O mercado financeiro brasileiro encerrou a segunda-feira (27) com movimentos distintos entre os principais indicadores. Enquanto o dólar voltou a subir e atingiu o maior valor em duas semanas, a Bolsa de Valores registrou alta, impulsionada principalmente pelas ações dos setores bancário e de mineração.

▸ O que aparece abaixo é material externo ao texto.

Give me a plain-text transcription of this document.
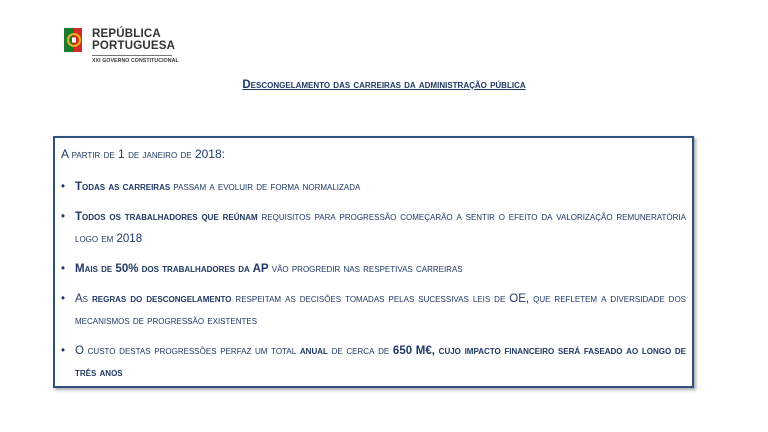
REPÚBLICA
PORTUGUESA
XXI GOVERNO CONSTITUCIONAL
Descongelamento das carreiras da administração pública
A partir de 1 de janeiro de 2018:
• Todas as carreiras passam a evoluir de forma normalizada
• Todos os trabalhadores que reúnam requisitos para progressão começarão a sentir o efeito da valorização remuneratória logo em 2018
• Mais de 50% dos trabalhadores da AP vão progredir nas respetivas carreiras
• As regras do descongelamento respeitam as decisões tomadas pelas sucessivas leis de OE, que refletem a diversidade dos mecanismos de progressão existentes
• O custo destas progressões perfaz um total anual de cerca de 650 M€, cujo impacto financeiro será faseado ao longo de três anos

A valorização da moeda norte-americana ocorreu em meio à forte queda nos preços internacionais do petróleo e à expectativa dos investidores pela próxima decisão de política monetária do Federal Reserve (Fed), o banco central dos Estados Unidos.
Dólar sobe para R$ 5,113
O dólar à vista encerrou o dia cotado a R$ 5,113, com alta de 0,62%, alcançando o maior nível desde o último dia 13.
Apesar da valorização no pregão, a moeda norte-americana ainda acumula queda de 0,98% em julho e de 6,86% no acumulado de 2026.

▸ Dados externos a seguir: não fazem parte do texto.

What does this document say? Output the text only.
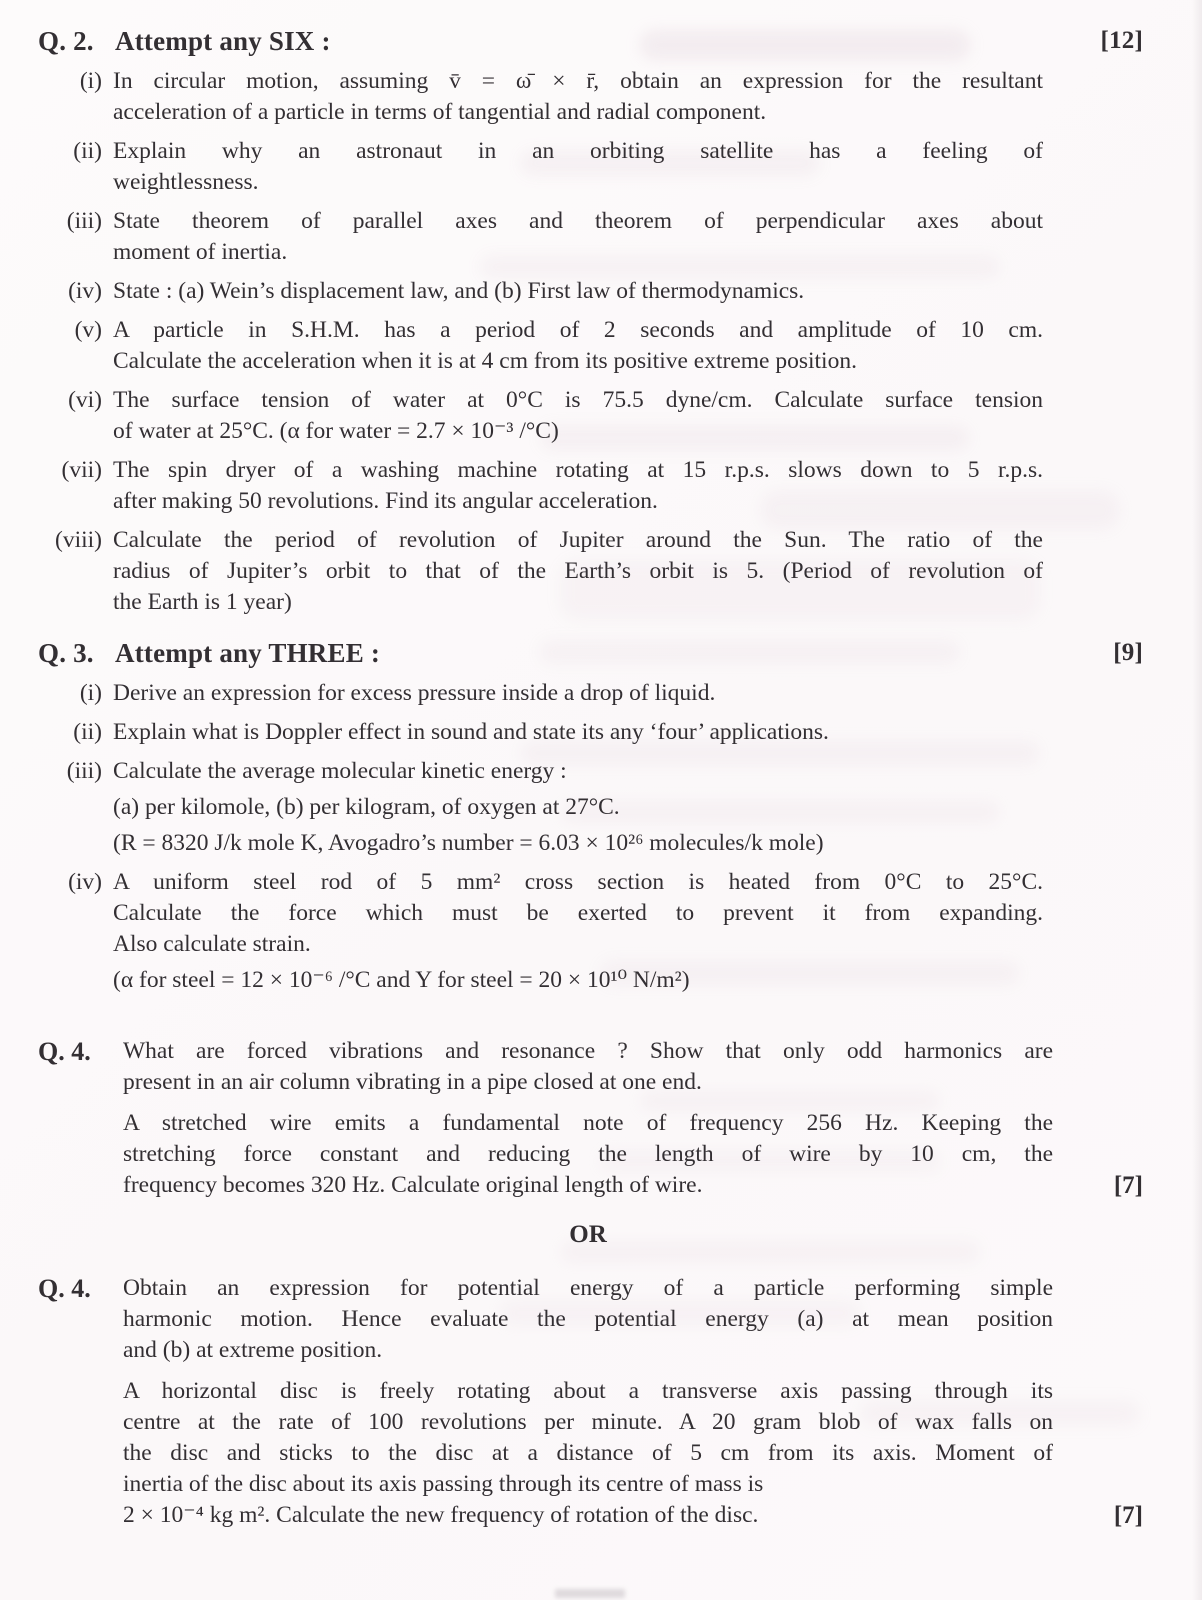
Q. 2. Attempt any SIX :	[12]
(i) In circular motion, assuming v̄ = ω̄ × r̄, obtain an expression for the resultant
acceleration of a particle in terms of tangential and radial component.
(ii) Explain why an astronaut in an orbiting satellite has a feeling of
weightlessness.
(iii) State theorem of parallel axes and theorem of perpendicular axes about
moment of inertia.
(iv) State : (a) Wein’s displacement law, and (b) First law of thermodynamics.
(v) A particle in S.H.M. has a period of 2 seconds and amplitude of 10 cm.
Calculate the acceleration when it is at 4 cm from its positive extreme position.
(vi) The surface tension of water at 0°C is 75.5 dyne/cm. Calculate surface tension
of water at 25°C. (α for water = 2.7 × 10⁻³ /°C)
(vii) The spin dryer of a washing machine rotating at 15 r.p.s. slows down to 5 r.p.s.
after making 50 revolutions. Find its angular acceleration.
(viii) Calculate the period of revolution of Jupiter around the Sun. The ratio of the
radius of Jupiter’s orbit to that of the Earth’s orbit is 5. (Period of revolution of
the Earth is 1 year)
Q. 3. Attempt any THREE :	[9]
(i) Derive an expression for excess pressure inside a drop of liquid.
(ii) Explain what is Doppler effect in sound and state its any ‘four’ applications.
(iii) Calculate the average molecular kinetic energy :
(a) per kilomole, (b) per kilogram, of oxygen at 27°C.
(R = 8320 J/k mole K, Avogadro’s number = 6.03 × 10²⁶ molecules/k mole)
(iv) A uniform steel rod of 5 mm² cross section is heated from 0°C to 25°C.
Calculate the force which must be exerted to prevent it from expanding.
Also calculate strain.
(α for steel = 12 × 10⁻⁶ /°C and Y for steel = 20 × 10¹⁰ N/m²)
Q. 4.	What are forced vibrations and resonance ? Show that only odd harmonics are
present in an air column vibrating in a pipe closed at one end.
A stretched wire emits a fundamental note of frequency 256 Hz. Keeping the
stretching force constant and reducing the length of wire by 10 cm, the
frequency becomes 320 Hz. Calculate original length of wire.	[7]
OR
Q. 4.	Obtain an expression for potential energy of a particle performing simple
harmonic motion. Hence evaluate the potential energy (a) at mean position
and (b) at extreme position.
A horizontal disc is freely rotating about a transverse axis passing through its
centre at the rate of 100 revolutions per minute. A 20 gram blob of wax falls on
the disc and sticks to the disc at a distance of 5 cm from its axis. Moment of
inertia of the disc about its axis passing through its centre of mass is
2 × 10⁻⁴ kg m². Calculate the new frequency of rotation of the disc.	[7]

Segundo analistas do mercado, a desvalorização do real foi influenciada principalmente pelo recuo do petróleo, já que o Brasil é um importante exportador da commodity. Com a redução dos preços, a moeda brasileira tende a perder parte de sua atratividade frente ao dólar.

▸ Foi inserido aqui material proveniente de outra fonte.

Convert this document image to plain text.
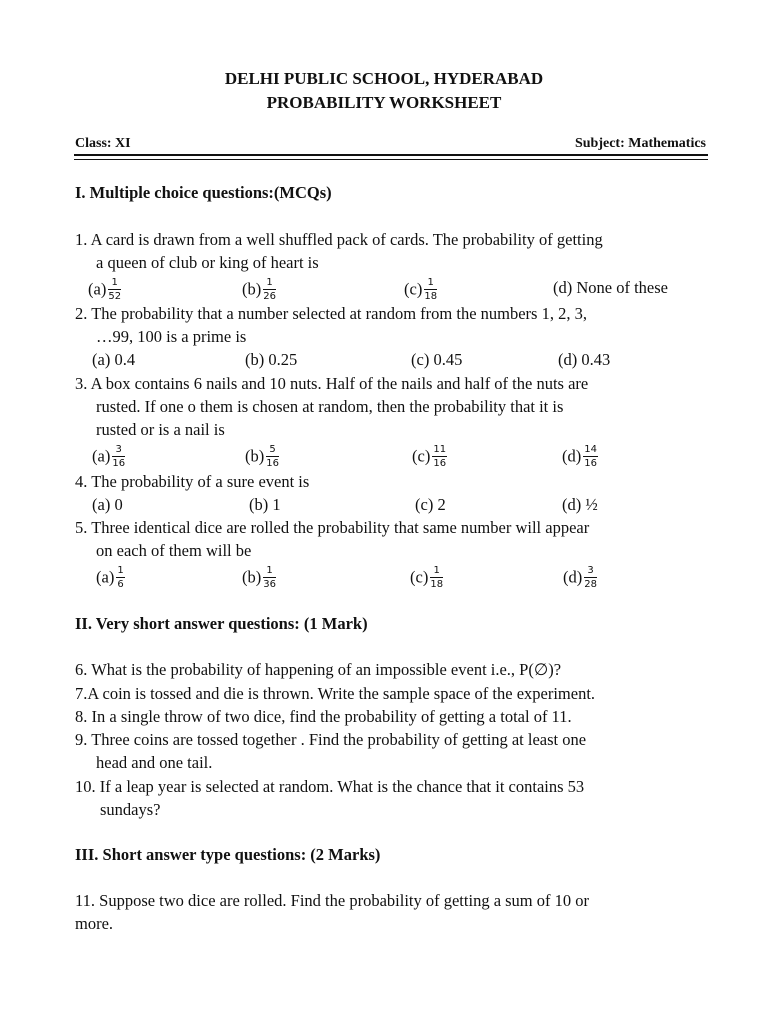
DELHI PUBLIC SCHOOL, HYDERABAD
PROBABILITY WORKSHEET
Class: XI	Subject: Mathematics
I. Multiple choice questions:(MCQs)
1. A card is drawn from a well shuffled pack of cards. The probability of getting
a queen of club or king of heart is
$(a) \frac{1}{52}$	$(b) \frac{1}{26}$	$(c) \frac{1}{18}$	(d) None of these
2. The probability that a number selected at random from the numbers 1, 2, 3,
…99, 100 is a prime is
(a) 0.4	(b) 0.25	(c) 0.45	(d) 0.43
3. A box contains 6 nails and 10 nuts. Half of the nails and half of the nuts are
rusted. If one o them is chosen at random, then the probability that it is
rusted or is a nail is
$(a) \frac{3}{16}$	$(b) \frac{5}{16}$	$(c) \frac{11}{16}$	$(d) \frac{14}{16}$
4. The probability of a sure event is
(a) 0	(b) 1	(c) 2	(d) ½
5. Three identical dice are rolled the probability that same number will appear
on each of them will be
$(a) \frac{1}{6}$	$(b) \frac{1}{36}$	$(c) \frac{1}{18}$	$(d) \frac{3}{28}$
II. Very short answer questions: (1 Mark)
6. What is the probability of happening of an impossible event i.e., P(∅)?
7.A coin is tossed and die is thrown. Write the sample space of the experiment.
8. In a single throw of two dice, find the probability of getting a total of 11.
9. Three coins are tossed together . Find the probability of getting at least one
head and one tail.
10. If a leap year is selected at random. What is the chance that it contains 53
sundays?
III. Short answer type questions: (2 Marks)
11. Suppose two dice are rolled. Find the probability of getting a sum of 10 or
more.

Além disso, investidores seguem atentos aos impactos das tarifas impostas pelos Estados Unidos sobre produtos brasileiros e ao cenário político e econômico interno.
Ibovespa encerra em alta
Na contramão do mercado cambial, a Bolsa brasileira fechou em alta.
O Ibovespa, principal índice da B3, avançou 0,74%, encerrando o pregão aos 175.334 pontos, com volume financeiro de aproximadamente R$ 19,2 bilhões.
O desempenho positivo foi sustentado principalmente pelas ações de bancos e mineradoras, que compensaram as perdas registradas pelas empresas ligadas ao setor de petróleo.
O mercado reagiu de forma favorável às notícias sobre uma pausa nos ataques entre Estados Unidos e Irã, reduzindo parte da aversão ao risco observada nos últimos dias.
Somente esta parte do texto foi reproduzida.